The primary event rate was significantly higher in the arrhythmia, congestive [heart failure], and overlapping phenotypes than in the subclinical phenotype.
Estimated rates of hospitalization due to heart failure were higher in the heart failure and overlapping groups than in the other two groups.
“Hospitalization for [heart failure] events was rarely observed in the subclinical and arrhythmia phenotypes, but the congestive [heart failure] and overlapping phenotypes were significantly associated with hospitalization for [heart failure] events,” the researchers wrote. “These findings suggest that the congestive [heart failure] and overlapping phenotypes represent more advanced stages of [heart muscle] involvement compared to the subclinical and arrhythmia phenotypes.”
The estimated rate of fatal heart rhythm events was “high in all clinical phenotypes,” including in the subclinical phenotype group (17.9% at 10 years), the researchers wrote. Still, this rate was particularly high among those with the arrhythmia and overlapping phenotypes.

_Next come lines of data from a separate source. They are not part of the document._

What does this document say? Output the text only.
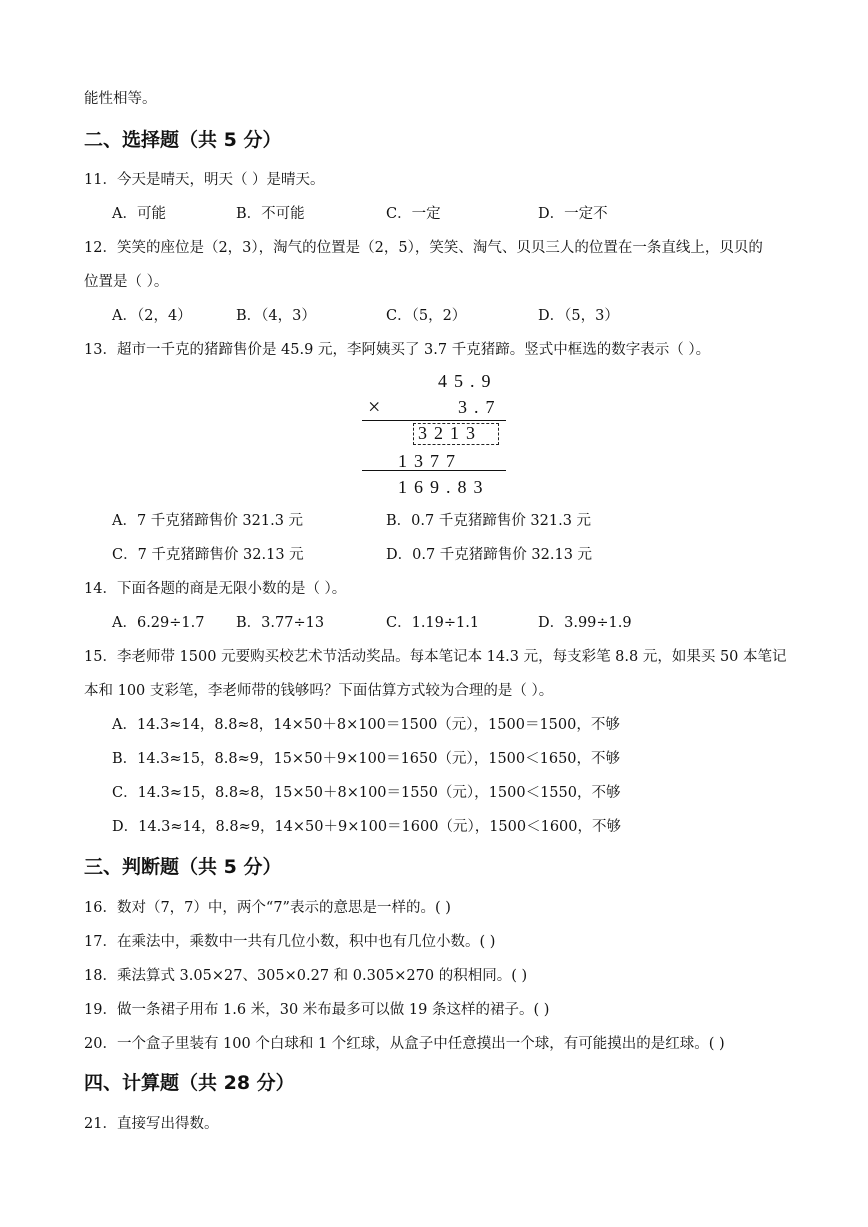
能性相等。
二、选择题（共 5 分）
11．今天是晴天，明天（ ）是晴天。
A．可能	B．不可能	C．一定	D．一定不
12．笑笑的座位是（2，3），淘气的位置是（2，5），笑笑、淘气、贝贝三人的位置在一条直线上，贝贝的
位置是（ ）。
A．（2，4）	B．（4，3）	C．（5，2）	D．（5，3）
13．超市一千克的猪蹄售价是 45.9 元，李阿姨买了 3.7 千克猪蹄。竖式中框选的数字表示（ ）。
45.9
×	3.7
3213
1377
169.83
A．7 千克猪蹄售价 321.3 元	B．0.7 千克猪蹄售价 321.3 元
C．7 千克猪蹄售价 32.13 元	D．0.7 千克猪蹄售价 32.13 元
14．下面各题的商是无限小数的是（ ）。
A．6.29÷1.7 B．3.77÷13	C．1.19÷1.1	D．3.99÷1.9
15．李老师带 1500 元要购买校艺术节活动奖品。每本笔记本 14.3 元，每支彩笔 8.8 元，如果买 50 本笔记
本和 100 支彩笔，李老师带的钱够吗？下面估算方式较为合理的是（ ）。
A．14.3≈14，8.8≈8，14×50＋8×100＝1500（元），1500＝1500，不够
B．14.3≈15，8.8≈9，15×50＋9×100＝1650（元），1500＜1650，不够
C．14.3≈15，8.8≈8，15×50＋8×100＝1550（元），1500＜1550，不够
D．14.3≈14，8.8≈9，14×50＋9×100＝1600（元），1500＜1600，不够
三、判断题（共 5 分）
16．数对（7，7）中，两个“7”表示的意思是一样的。( )
17．在乘法中，乘数中一共有几位小数，积中也有几位小数。( )
18．乘法算式 3.05×27、305×0.27 和 0.305×270 的积相同。( )
19．做一条裙子用布 1.6 米，30 米布最多可以做 19 条这样的裙子。( )
20．一个盒子里装有 100 个白球和 1 个红球，从盒子中任意摸出一个球，有可能摸出的是红球。( )
四、计算题（共 28 分）
21．直接写出得数。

“Although the prognosis of the subclinical phenotype was better than that of the other phenotypes, FVAEs occurred mainly in the long term,” the team wrote. “Therefore, careful monitoring of patients with [cardiac sarcoidosis] is essential, even for those with subclinical phenotypes.”
Overall, these data indicate that the clinical picture of cardiac sarcoidosis at the time of diagnosis can provide useful prognostic information, and that “tailored management strategies should be implemented for each clinical phenotype,” the researchers wrote.
They emphasized, however, that there is a need for additional multicenter studies, following patients over time, to validate and expand upon these findings.